La familia estaba demasiado lejos para que Wexford pudiera escuchar su conversación. Mas era evidente que ambos adultos estaban enzarzados en una discusión acalorada que probablemente versaba sobre si la necesidad de un frigorífico era mayor que el deseo de una estufa gigante. Los niños tomaban partido a gritos. Cullam zarandeó a una de las hijas, abofeteó a su primogénito en la cabeza y todos juntos hicieron su entrada en la sala de exposición.

– ¿Te importaría hacerme un favor? -preguntó Wexford al doctor-. Entra en la tienda y compra una bombilla. Quiero saber qué se traen entre manos.

– ¿Quieres que haga de espía?

– Si prefieres llamarlo así. Yo me paso la vida haciendo de espía. Te esperaré en tu automóvil. ¿Tienes las llaves?

– Está abierto -replicó Crocker.

– ¿De veras? Bien, luego no me vengas a llorar que los hippies te han hecho una limpieza. Adelante, compra una bombilla de cuarenta vatios. Te la pagaré más tarde. La añadiré a la cuenta de gastos.

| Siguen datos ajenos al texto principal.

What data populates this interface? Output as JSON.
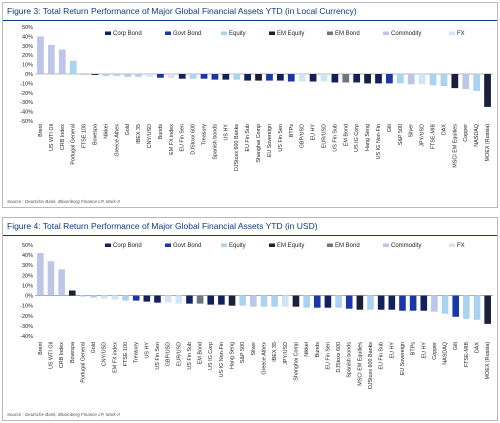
{
  "chart_data": [
    {
      "type": "bar",
      "title": "Figure 3: Total Return Performance of Major Global Financial Assets YTD (in Local Currency)",
      "source": "Source : Deutsche Bank, Bloomberg Finance LP, Mark-It",
      "ylim": [
        -50,
        50
      ],
      "yticks": [
        "50%",
        "40%",
        "30%",
        "20%",
        "10%",
        "0%",
        "-10%",
        "-20%",
        "-30%",
        "-40%",
        "-50%"
      ],
      "ytick_values": [
        50,
        40,
        30,
        20,
        10,
        0,
        -10,
        -20,
        -30,
        -40,
        -50
      ],
      "grid": false,
      "legend": [
        {
          "name": "Corp Bond",
          "color": "#12205e"
        },
        {
          "name": "Govt Bond",
          "color": "#1a36a8"
        },
        {
          "name": "Equity",
          "color": "#a9d3f0"
        },
        {
          "name": "EM Equity",
          "color": "#1b1f3a"
        },
        {
          "name": "EM Bond",
          "color": "#6e7480"
        },
        {
          "name": "Commodity",
          "color": "#bcc6e8"
        },
        {
          "name": "FX",
          "color": "#d3e5f5"
        }
      ],
      "legend_placement": "top",
      "categories": [
        "Brent",
        "US WTI Oil",
        "CRB Index",
        "Portugal General",
        "FTSE 100",
        "Bovespa",
        "Nikkei",
        "Greece Athex",
        "Gold",
        "IBEX 35",
        "CNY/USD",
        "Bunds",
        "EM FX index",
        "EU Fin Sen",
        "DJStoxx 600",
        "Treasury",
        "Spanish bonds",
        "US HY",
        "DJStoxx 600 Banks",
        "EU Fin Sub",
        "Shanghai Comp",
        "EU Sovereign",
        "US Fin Sen",
        "BTPs",
        "GBP/USD",
        "EU HY",
        "EUR/USD",
        "US Fin Sub",
        "EM Bond",
        "US IG Corp",
        "Hang Seng",
        "US IG Non-Fin",
        "Gilt",
        "S&P 500",
        "Silver",
        "JPY/USD",
        "FTSE-MIB",
        "DAX",
        "MSCI EM Equities",
        "Copper",
        "NASDAQ",
        "MOEX (Russia)"
      ],
      "values": [
        40,
        31,
        26,
        14,
        -1,
        -1,
        -2,
        -2,
        -3,
        -3,
        -3,
        -4,
        -4,
        -5,
        -5,
        -5,
        -6,
        -6,
        -6,
        -7,
        -7,
        -7,
        -7,
        -8,
        -8,
        -8,
        -8,
        -9,
        -9,
        -9,
        -10,
        -10,
        -10,
        -10,
        -11,
        -11,
        -12,
        -13,
        -15,
        -16,
        -18,
        -35
      ],
      "group": [
        "Commodity",
        "Commodity",
        "Commodity",
        "Equity",
        "Equity",
        "EM Equity",
        "Equity",
        "Equity",
        "Commodity",
        "Equity",
        "FX",
        "Govt Bond",
        "FX",
        "Corp Bond",
        "Equity",
        "Govt Bond",
        "Govt Bond",
        "Corp Bond",
        "Equity",
        "Corp Bond",
        "EM Equity",
        "Govt Bond",
        "Corp Bond",
        "Govt Bond",
        "FX",
        "Corp Bond",
        "FX",
        "Corp Bond",
        "EM Bond",
        "Corp Bond",
        "EM Equity",
        "Corp Bond",
        "Govt Bond",
        "Equity",
        "Commodity",
        "FX",
        "Equity",
        "Equity",
        "EM Equity",
        "Commodity",
        "Equity",
        "EM Equity"
      ]
    },
    {
      "type": "bar",
      "title": "Figure 4: Total Return Performance of Major Global Financial Assets YTD (in USD)",
      "source": "Source : Deutsche Bank, Bloomberg Finance LP, Mark-It",
      "ylim": [
        -40,
        50
      ],
      "yticks": [
        "50%",
        "40%",
        "30%",
        "20%",
        "10%",
        "0%",
        "-10%",
        "-20%",
        "-30%",
        "-40%"
      ],
      "ytick_values": [
        50,
        40,
        30,
        20,
        10,
        0,
        -10,
        -20,
        -30,
        -40
      ],
      "grid": false,
      "legend": [
        {
          "name": "Corp Bond",
          "color": "#12205e"
        },
        {
          "name": "Govt Bond",
          "color": "#1a36a8"
        },
        {
          "name": "Equity",
          "color": "#a9d3f0"
        },
        {
          "name": "EM Equity",
          "color": "#1b1f3a"
        },
        {
          "name": "EM Bond",
          "color": "#6e7480"
        },
        {
          "name": "Commodity",
          "color": "#bcc6e8"
        },
        {
          "name": "FX",
          "color": "#d3e5f5"
        }
      ],
      "legend_placement": "top",
      "categories": [
        "Brent",
        "US WTI Oil",
        "CRB Index",
        "Bovespa",
        "Portugal General",
        "Gold",
        "CNY/USD",
        "EM FX index",
        "FTSE 100",
        "Treasury",
        "US HY",
        "US Fin Sen",
        "GBP/USD",
        "EUR/USD",
        "US Fin Sub",
        "EM Bond",
        "US IG Corp",
        "US IG Non-Fin",
        "Hang Seng",
        "S&P 500",
        "Silver",
        "Greece Athex",
        "IBEX 35",
        "JPY/USD",
        "Shanghai Comp",
        "Nikkei",
        "Bunds",
        "EU Fin Sen",
        "DJStoxx 600",
        "Spanish bonds",
        "MSCI EM Equities",
        "DJStoxx 600 Banks",
        "EU Fin Sub",
        "EU HY",
        "EU Sovereign",
        "BTPs",
        "EU HY",
        "Copper",
        "NASDAQ",
        "Gilt",
        "FTSE-MIB",
        "DAX",
        "MOEX (Russia)"
      ],
      "values": [
        42,
        34,
        26,
        5,
        -1,
        -2,
        -3,
        -4,
        -5,
        -5,
        -6,
        -7,
        -7,
        -8,
        -8,
        -8,
        -9,
        -9,
        -10,
        -10,
        -11,
        -11,
        -11,
        -11,
        -11,
        -12,
        -12,
        -12,
        -12,
        -13,
        -14,
        -14,
        -14,
        -14,
        -15,
        -15,
        -15,
        -16,
        -18,
        -21,
        -23,
        -24,
        -28
      ],
      "group": [
        "Commodity",
        "Commodity",
        "Commodity",
        "EM Equity",
        "Equity",
        "Commodity",
        "FX",
        "FX",
        "Equity",
        "Govt Bond",
        "Corp Bond",
        "Corp Bond",
        "FX",
        "FX",
        "Corp Bond",
        "EM Bond",
        "Corp Bond",
        "Corp Bond",
        "EM Equity",
        "Equity",
        "Commodity",
        "Equity",
        "Equity",
        "FX",
        "EM Equity",
        "Equity",
        "Govt Bond",
        "Corp Bond",
        "Equity",
        "Govt Bond",
        "EM Equity",
        "Equity",
        "Corp Bond",
        "Corp Bond",
        "Govt Bond",
        "Govt Bond",
        "Corp Bond",
        "Commodity",
        "Equity",
        "Govt Bond",
        "Equity",
        "Equity",
        "EM Equity"
      ]
    }
  ]
}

El doctor partió de mala gana mientras Wexford se subía al coche sonriendo entre dientes. La cauta aproximación de Crocker, sus raudas miradas a un lado y otro, trajo a la memoria de Wexford los días en que él, entonces un muchacho de sexto curso, había visto a ese mismo hombre, que entonces tenía diez años, llamar a las casas para luego salir corriendo. El pequeño Crocker se acercaba ágil y alegre hasta la puerta para golpear la aldaba o pulsar el timbre. Luego, eufórico y lleno de picardía, se ocultaba detrás de un seto para observar cómo el encolerizado dueño emergía de la casa echando chispas. Aquí no había setos y Crocker tenía cincuenta años. Pero ¿había experimentado él también un destello de recuerdo, una punzada de nostalgia cuando entró en la tienda?

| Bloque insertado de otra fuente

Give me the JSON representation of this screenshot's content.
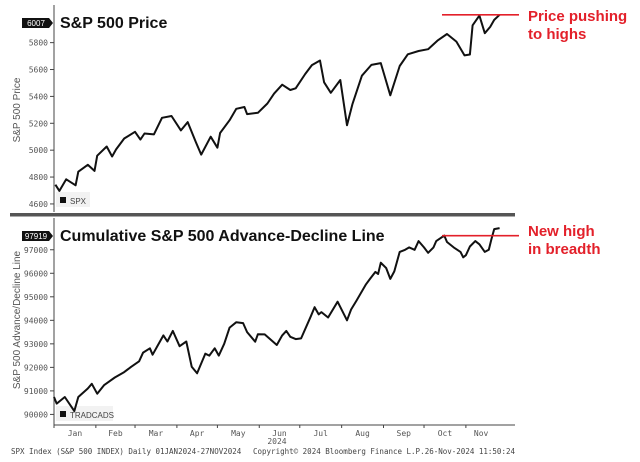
{
  "colors": {
    "line": "#111111",
    "annotation": "#e3202a",
    "separator": "#555555"
  },
  "chart_data": [
    {
      "type": "line",
      "title": "S&P 500 Price",
      "ylabel": "S&P 500 Price",
      "xlabel": "2024",
      "last_value_label": "6007",
      "legend": "SPX",
      "ylim": [
        4540,
        6080
      ],
      "yticks": [
        4600,
        4800,
        5000,
        5200,
        5400,
        5600,
        5800
      ],
      "annotation": {
        "text_line1": "Price pushing",
        "text_line2": "to highs",
        "level": 6007
      },
      "series": [
        {
          "name": "SPX",
          "points": [
            [
              "2024-01-02",
              4743
            ],
            [
              "2024-01-05",
              4697
            ],
            [
              "2024-01-10",
              4783
            ],
            [
              "2024-01-17",
              4739
            ],
            [
              "2024-01-19",
              4840
            ],
            [
              "2024-01-26",
              4891
            ],
            [
              "2024-01-31",
              4846
            ],
            [
              "2024-02-02",
              4959
            ],
            [
              "2024-02-09",
              5027
            ],
            [
              "2024-02-13",
              4953
            ],
            [
              "2024-02-16",
              5006
            ],
            [
              "2024-02-22",
              5087
            ],
            [
              "2024-03-01",
              5137
            ],
            [
              "2024-03-05",
              5079
            ],
            [
              "2024-03-08",
              5124
            ],
            [
              "2024-03-15",
              5117
            ],
            [
              "2024-03-21",
              5241
            ],
            [
              "2024-03-28",
              5254
            ],
            [
              "2024-04-04",
              5147
            ],
            [
              "2024-04-09",
              5209
            ],
            [
              "2024-04-15",
              5061
            ],
            [
              "2024-04-19",
              4967
            ],
            [
              "2024-04-26",
              5100
            ],
            [
              "2024-05-01",
              5018
            ],
            [
              "2024-05-03",
              5128
            ],
            [
              "2024-05-10",
              5223
            ],
            [
              "2024-05-15",
              5308
            ],
            [
              "2024-05-21",
              5321
            ],
            [
              "2024-05-23",
              5268
            ],
            [
              "2024-05-31",
              5278
            ],
            [
              "2024-06-07",
              5347
            ],
            [
              "2024-06-12",
              5421
            ],
            [
              "2024-06-18",
              5487
            ],
            [
              "2024-06-24",
              5448
            ],
            [
              "2024-06-28",
              5460
            ],
            [
              "2024-07-05",
              5567
            ],
            [
              "2024-07-10",
              5633
            ],
            [
              "2024-07-16",
              5667
            ],
            [
              "2024-07-19",
              5505
            ],
            [
              "2024-07-24",
              5427
            ],
            [
              "2024-07-31",
              5522
            ],
            [
              "2024-08-05",
              5186
            ],
            [
              "2024-08-09",
              5344
            ],
            [
              "2024-08-16",
              5554
            ],
            [
              "2024-08-23",
              5634
            ],
            [
              "2024-08-30",
              5648
            ],
            [
              "2024-09-06",
              5408
            ],
            [
              "2024-09-13",
              5626
            ],
            [
              "2024-09-19",
              5713
            ],
            [
              "2024-09-27",
              5738
            ],
            [
              "2024-10-04",
              5751
            ],
            [
              "2024-10-11",
              5815
            ],
            [
              "2024-10-18",
              5864
            ],
            [
              "2024-10-25",
              5808
            ],
            [
              "2024-10-31",
              5705
            ],
            [
              "2024-11-04",
              5712
            ],
            [
              "2024-11-06",
              5929
            ],
            [
              "2024-11-11",
              6001
            ],
            [
              "2024-11-15",
              5870
            ],
            [
              "2024-11-19",
              5917
            ],
            [
              "2024-11-22",
              5969
            ],
            [
              "2024-11-26",
              6007
            ]
          ]
        }
      ]
    },
    {
      "type": "line",
      "title": "Cumulative S&P 500 Advance-Decline Line",
      "ylabel": "S&P 500 Advance/Decline Line",
      "xlabel": "2024",
      "last_value_label": "97919",
      "legend": "TRADCADS",
      "ylim": [
        89550,
        98350
      ],
      "yticks": [
        90000,
        91000,
        92000,
        93000,
        94000,
        95000,
        96000,
        97000
      ],
      "annotation": {
        "text_line1": "New high",
        "text_line2": "in breadth",
        "level": 97600
      },
      "series": [
        {
          "name": "TRADCADS",
          "points": [
            [
              "2024-01-01",
              90740
            ],
            [
              "2024-01-03",
              90460
            ],
            [
              "2024-01-09",
              90740
            ],
            [
              "2024-01-16",
              90140
            ],
            [
              "2024-01-19",
              90740
            ],
            [
              "2024-01-26",
              91100
            ],
            [
              "2024-01-29",
              91300
            ],
            [
              "2024-02-02",
              90880
            ],
            [
              "2024-02-07",
              91240
            ],
            [
              "2024-02-15",
              91570
            ],
            [
              "2024-02-22",
              91800
            ],
            [
              "2024-02-27",
              92020
            ],
            [
              "2024-03-04",
              92260
            ],
            [
              "2024-03-07",
              92630
            ],
            [
              "2024-03-12",
              92810
            ],
            [
              "2024-03-14",
              92540
            ],
            [
              "2024-03-18",
              92950
            ],
            [
              "2024-03-22",
              93360
            ],
            [
              "2024-03-25",
              93100
            ],
            [
              "2024-03-29",
              93550
            ],
            [
              "2024-04-03",
              92900
            ],
            [
              "2024-04-08",
              93100
            ],
            [
              "2024-04-12",
              92030
            ],
            [
              "2024-04-16",
              91750
            ],
            [
              "2024-04-22",
              92580
            ],
            [
              "2024-04-25",
              92500
            ],
            [
              "2024-04-29",
              92810
            ],
            [
              "2024-05-02",
              92500
            ],
            [
              "2024-05-06",
              93000
            ],
            [
              "2024-05-10",
              93690
            ],
            [
              "2024-05-15",
              93920
            ],
            [
              "2024-05-20",
              93880
            ],
            [
              "2024-05-23",
              93500
            ],
            [
              "2024-05-29",
              93090
            ],
            [
              "2024-05-31",
              93410
            ],
            [
              "2024-06-05",
              93400
            ],
            [
              "2024-06-14",
              92950
            ],
            [
              "2024-06-18",
              93360
            ],
            [
              "2024-06-21",
              93550
            ],
            [
              "2024-06-24",
              93300
            ],
            [
              "2024-06-28",
              93200
            ],
            [
              "2024-07-02",
              93230
            ],
            [
              "2024-07-09",
              94150
            ],
            [
              "2024-07-12",
              94560
            ],
            [
              "2024-07-15",
              94250
            ],
            [
              "2024-07-17",
              94350
            ],
            [
              "2024-07-22",
              94120
            ],
            [
              "2024-07-29",
              94790
            ],
            [
              "2024-08-05",
              94000
            ],
            [
              "2024-08-08",
              94460
            ],
            [
              "2024-08-12",
              94840
            ],
            [
              "2024-08-19",
              95530
            ],
            [
              "2024-08-22",
              95760
            ],
            [
              "2024-08-26",
              96060
            ],
            [
              "2024-08-28",
              95970
            ],
            [
              "2024-08-30",
              96450
            ],
            [
              "2024-09-03",
              96220
            ],
            [
              "2024-09-06",
              95760
            ],
            [
              "2024-09-09",
              96080
            ],
            [
              "2024-09-13",
              96910
            ],
            [
              "2024-09-17",
              97000
            ],
            [
              "2024-09-20",
              97100
            ],
            [
              "2024-09-24",
              97000
            ],
            [
              "2024-09-27",
              97370
            ],
            [
              "2024-10-01",
              97100
            ],
            [
              "2024-10-04",
              96870
            ],
            [
              "2024-10-08",
              97100
            ],
            [
              "2024-10-10",
              97370
            ],
            [
              "2024-10-16",
              97600
            ],
            [
              "2024-10-18",
              97330
            ],
            [
              "2024-10-23",
              97100
            ],
            [
              "2024-10-28",
              96910
            ],
            [
              "2024-10-30",
              96680
            ],
            [
              "2024-11-01",
              96770
            ],
            [
              "2024-11-04",
              97140
            ],
            [
              "2024-11-08",
              97370
            ],
            [
              "2024-11-11",
              97230
            ],
            [
              "2024-11-15",
              96910
            ],
            [
              "2024-11-18",
              97000
            ],
            [
              "2024-11-20",
              97460
            ],
            [
              "2024-11-22",
              97880
            ],
            [
              "2024-11-26",
              97919
            ]
          ]
        }
      ]
    }
  ],
  "x_axis": {
    "months": [
      "Jan",
      "Feb",
      "Mar",
      "Apr",
      "May",
      "Jun",
      "Jul",
      "Aug",
      "Sep",
      "Oct",
      "Nov"
    ],
    "year": "2024",
    "range": [
      "2024-01-01",
      "2024-11-27"
    ]
  },
  "footer": {
    "left": "SPX Index (S&P 500 INDEX)  Daily 01JAN2024-27NOV2024",
    "middle": "Copyright© 2024 Bloomberg Finance L.P.",
    "right": "26-Nov-2024 11:50:24"
  }
}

Vaya, vaya, pensó Wexford, evocando una vez más a Justice Shallow, qué locos días aquéllos. Y para ver cómo muchos de mis viejos compañeros han muerto… Ya basta. De repente se acordó de Stamford y se preguntó cómo le habría ido a Burden. En cierto modo, un pequeño negocio en Deptford no cuadraba con la idea que se había hecho acerca de los orígenes de McCloy.

Samantha Cullam salió corriendo a la calle. Su madre la seguía, arrastrando el cochecito. Cuando toda la camada de críos estuvo reunida, el padre los organizó con una serie de golpes, por fortuna desacertados y juntos echaron a andar por donde habían venido. Luego apareció Crocker. Era la duplicidad en persona.

– ¿Y bien?

– Sin avasallar, maldito bribón -espetó el doctor, satisfecho de sí mismo-. Yo tiendo trampas, como dice el salmista, cazo hombres.

– ¿Qué compró Cullam?

– Nada, pero está interesado en un frigorífico.

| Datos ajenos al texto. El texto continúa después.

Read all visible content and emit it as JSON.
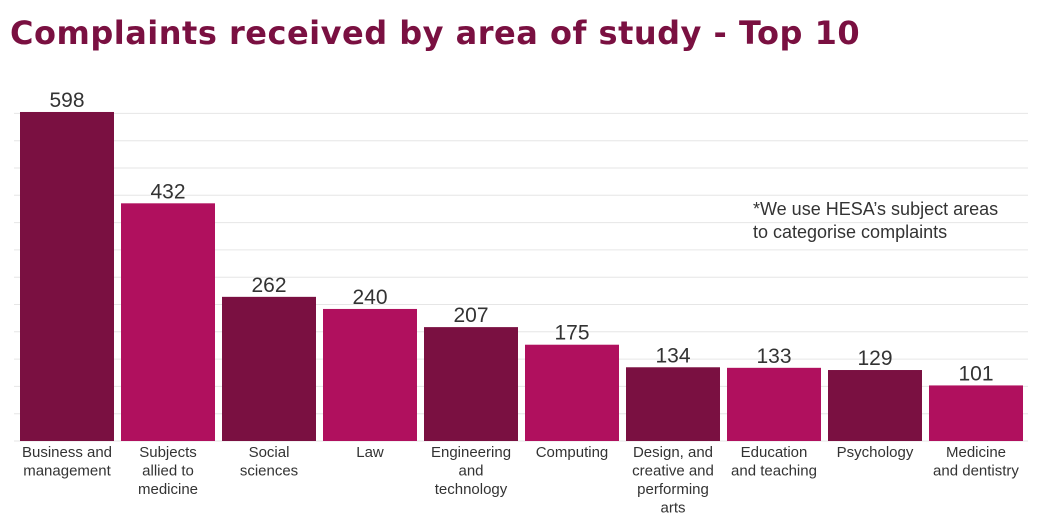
{
  "chart_data": {
    "type": "bar",
    "title": "Complaints received by area of study - Top 10",
    "xlabel": "",
    "ylabel": "",
    "ylim": [
      0,
      600
    ],
    "grid": true,
    "categories": [
      [
        "Business and",
        "management"
      ],
      [
        "Subjects",
        "allied to",
        "medicine"
      ],
      [
        "Social",
        "sciences"
      ],
      [
        "Law"
      ],
      [
        "Engineering",
        "and",
        "technology"
      ],
      [
        "Computing"
      ],
      [
        "Design, and",
        "creative and",
        "performing",
        "arts"
      ],
      [
        "Education",
        "and teaching"
      ],
      [
        "Psychology"
      ],
      [
        "Medicine",
        "and dentistry"
      ]
    ],
    "values": [
      598,
      432,
      262,
      240,
      207,
      175,
      134,
      133,
      129,
      101
    ],
    "bar_colors": [
      "#7a1041",
      "#b0105e",
      "#7a1041",
      "#b0105e",
      "#7a1041",
      "#b0105e",
      "#7a1041",
      "#b0105e",
      "#7a1041",
      "#b0105e"
    ],
    "annotation": [
      "*We use HESA’s subject areas",
      "to categorise complaints"
    ]
  },
  "colors": {
    "title": "#7a1041",
    "dark_bar": "#7a1041",
    "light_bar": "#b0105e",
    "grid": "#e6e6e6",
    "text": "#333333"
  }
}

– ¿Piensa comprarlo a plazos?

– No hablaron de dinero. La señora y el señor tuvieron una ligera riña y uno de los niños derribó una bandeja de Pyrex que había sobre un fogón. Ese bruto de Cullam propinó un coscorrón al pobre diablillo. No hay duda de que están deseando comprarse ese frigorífico.

– ¿Y qué hay de esas trampas que tendiste?

– Sólo era un tropo -dijo el doctor-. ¿Acaso no lo he hecho bien? Compré la bombilla, tal como me ordenaste. Una libra, si no te importa. No me metí en esto por amor al arte.